The transcendentalist movement was a reaction against the 18th century


RATIONALISM. It was based on a fundamental belief in the unity of the WORLD and
GOD. It was influenced by English Romanticism and German and eastern philosophies. The
transcendentalism exalted FEELING and INTUITION over reason.

Walt Whitman did not begin as a transcendentalist, or with the spirited free verse with
which he is always associated with. His style developed along with his political sense and as
the country became more and more divided with the approaching Civil War (1861-1865).
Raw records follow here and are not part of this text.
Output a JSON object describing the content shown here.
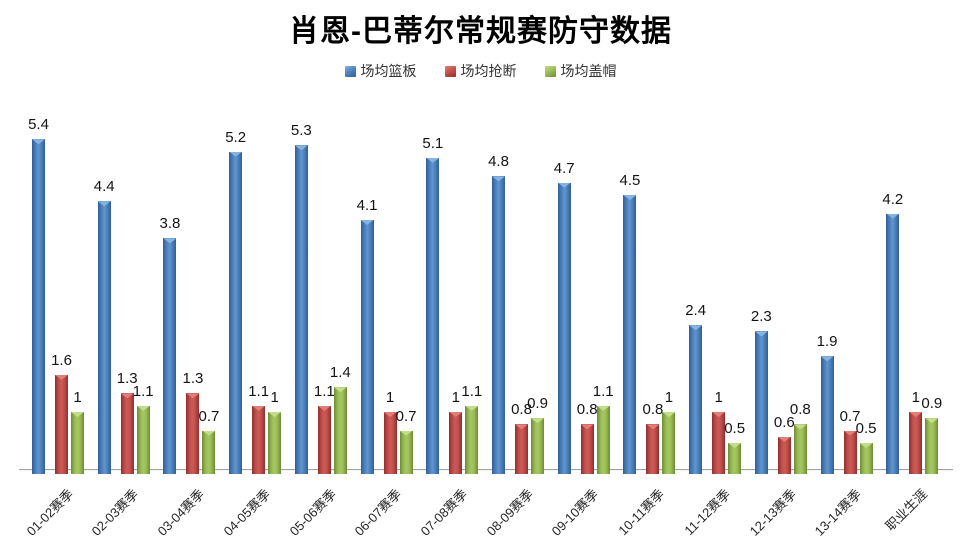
{
  "chart_data": {
    "type": "bar",
    "title": "肖恩-巴蒂尔常规赛防守数据",
    "categories": [
      "01-02赛季",
      "02-03赛季",
      "03-04赛季",
      "04-05赛季",
      "05-06赛季",
      "06-07赛季",
      "07-08赛季",
      "08-09赛季",
      "09-10赛季",
      "10-11赛季",
      "11-12赛季",
      "12-13赛季",
      "13-14赛季",
      "职业生涯"
    ],
    "series": [
      {
        "key": "rebounds-per-game",
        "name": "场均篮板",
        "color": "#4F81BD",
        "color_dark": "#305f94",
        "color_mid": "#5d97d2",
        "color_highlight": "#85b4e0",
        "values": [
          5.4,
          4.4,
          3.8,
          5.2,
          5.3,
          4.1,
          5.1,
          4.8,
          4.7,
          4.5,
          2.4,
          2.3,
          1.9,
          4.2
        ]
      },
      {
        "key": "steals-per-game",
        "name": "场均抢断",
        "color": "#C0504D",
        "color_dark": "#8e2f2c",
        "color_mid": "#ce5a56",
        "color_highlight": "#e07e77",
        "values": [
          1.6,
          1.3,
          1.3,
          1.1,
          1.1,
          1,
          1,
          0.8,
          0.8,
          0.8,
          1,
          0.6,
          0.7,
          1
        ]
      },
      {
        "key": "blocks-per-game",
        "name": "场均盖帽",
        "color": "#9BBB59",
        "color_dark": "#6c8b34",
        "color_mid": "#a3c85c",
        "color_highlight": "#c4dd8a",
        "values": [
          1,
          1.1,
          0.7,
          1,
          1.4,
          0.7,
          1.1,
          0.9,
          1.1,
          1,
          0.5,
          0.8,
          0.5,
          0.9
        ]
      }
    ],
    "xlabel": "",
    "ylabel": "",
    "ylim": [
      0,
      5.8
    ],
    "grid": false,
    "legend_position": "top",
    "data_labels": true,
    "axis_line_color": "#a3a3a3",
    "background": "#ffffff"
  }
}
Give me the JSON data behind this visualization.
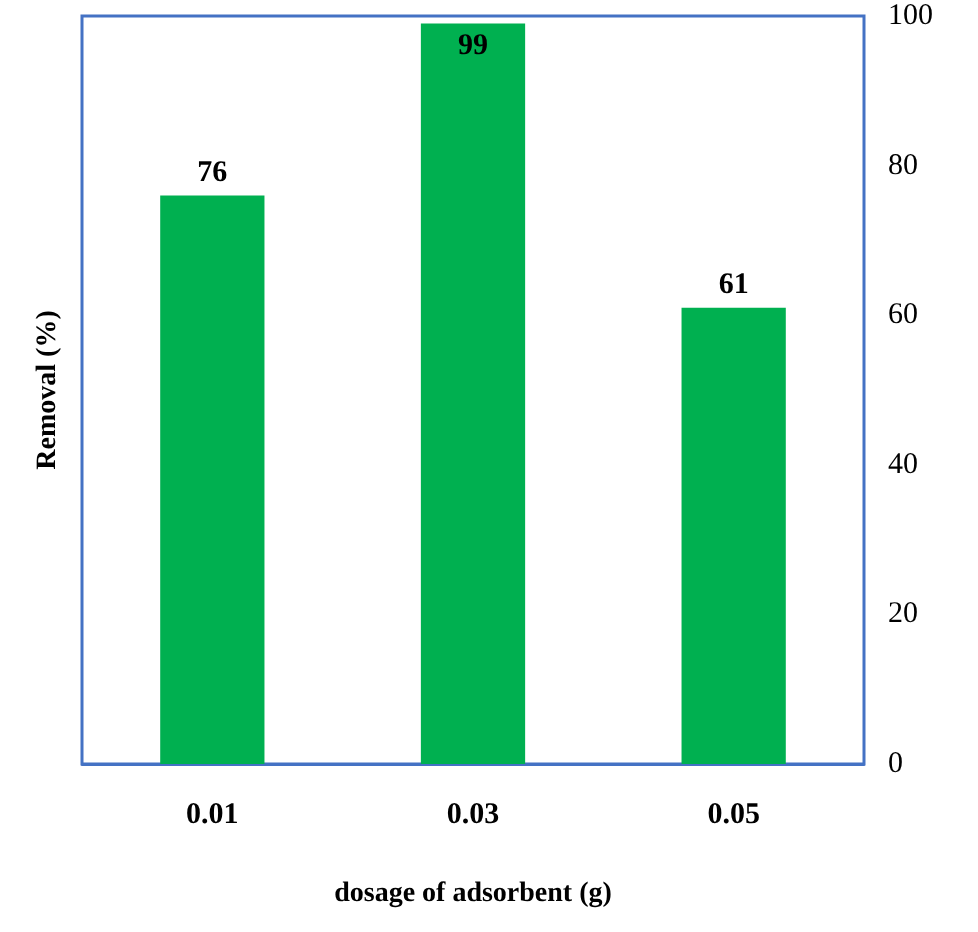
{
  "chart_data": {
    "type": "bar",
    "xlabel": "dosage of adsorbent (g)",
    "ylabel": "Removal (%)",
    "categories": [
      "0.01",
      "0.03",
      "0.05"
    ],
    "values": [
      76,
      99,
      61
    ],
    "color": "#00b050",
    "ylim": [
      0,
      100
    ],
    "yticks": [
      0,
      20,
      40,
      60,
      80,
      100
    ],
    "data_labels": true
  }
}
Walt used his poetry to extol democracy and American populism. His writing (poetry) was
a sort of gesture of HEALING and TOGETHERNESS to a nation he felt was on the verge
of collapse. His brilliant, innovative work expressed the country’s democratic spirit. A
visionary collection of poems celebrating all creation, LEAVES OF GRASS (1855) was
inspired largely by Emerson’s writings. His poetry is innovative, and it has no rhyme and a
free-verse form. His VIBRANT DEMOCRATIC SENSIBILITY and the extreme
Romantic assertion that the poet’s self was one with the poem, the universe and the reader
permanently altered the course of American poetry. “Leaves of grass” is a vast, energetic and
natural as the AMERICAN CONTINENT. More than any other writer, Whitman invented
the MYTH OF DEMOCRATIC AMERICA: “The Americans of all natures at any time
upon the earth have probably the fullest poetical nature. The United States is essentially the
greatest poem”. When he wrote this, he daringly turned upside down the general opinion that
America was too brush and new to be poetic. He invented a timeless America of the free
imagination, peopled with pioneering spirits of all nations. For him, poetry was a passionate
gesture of identification with his native land. Poetry, the American nation, life itself were
all a matter process, energized by a RHYTHM and CHANGE. And “Leaves of grass”
became a process to, says Richard Gray, responsive to the continuing story of personal and
national identity, the poet and his democratic community.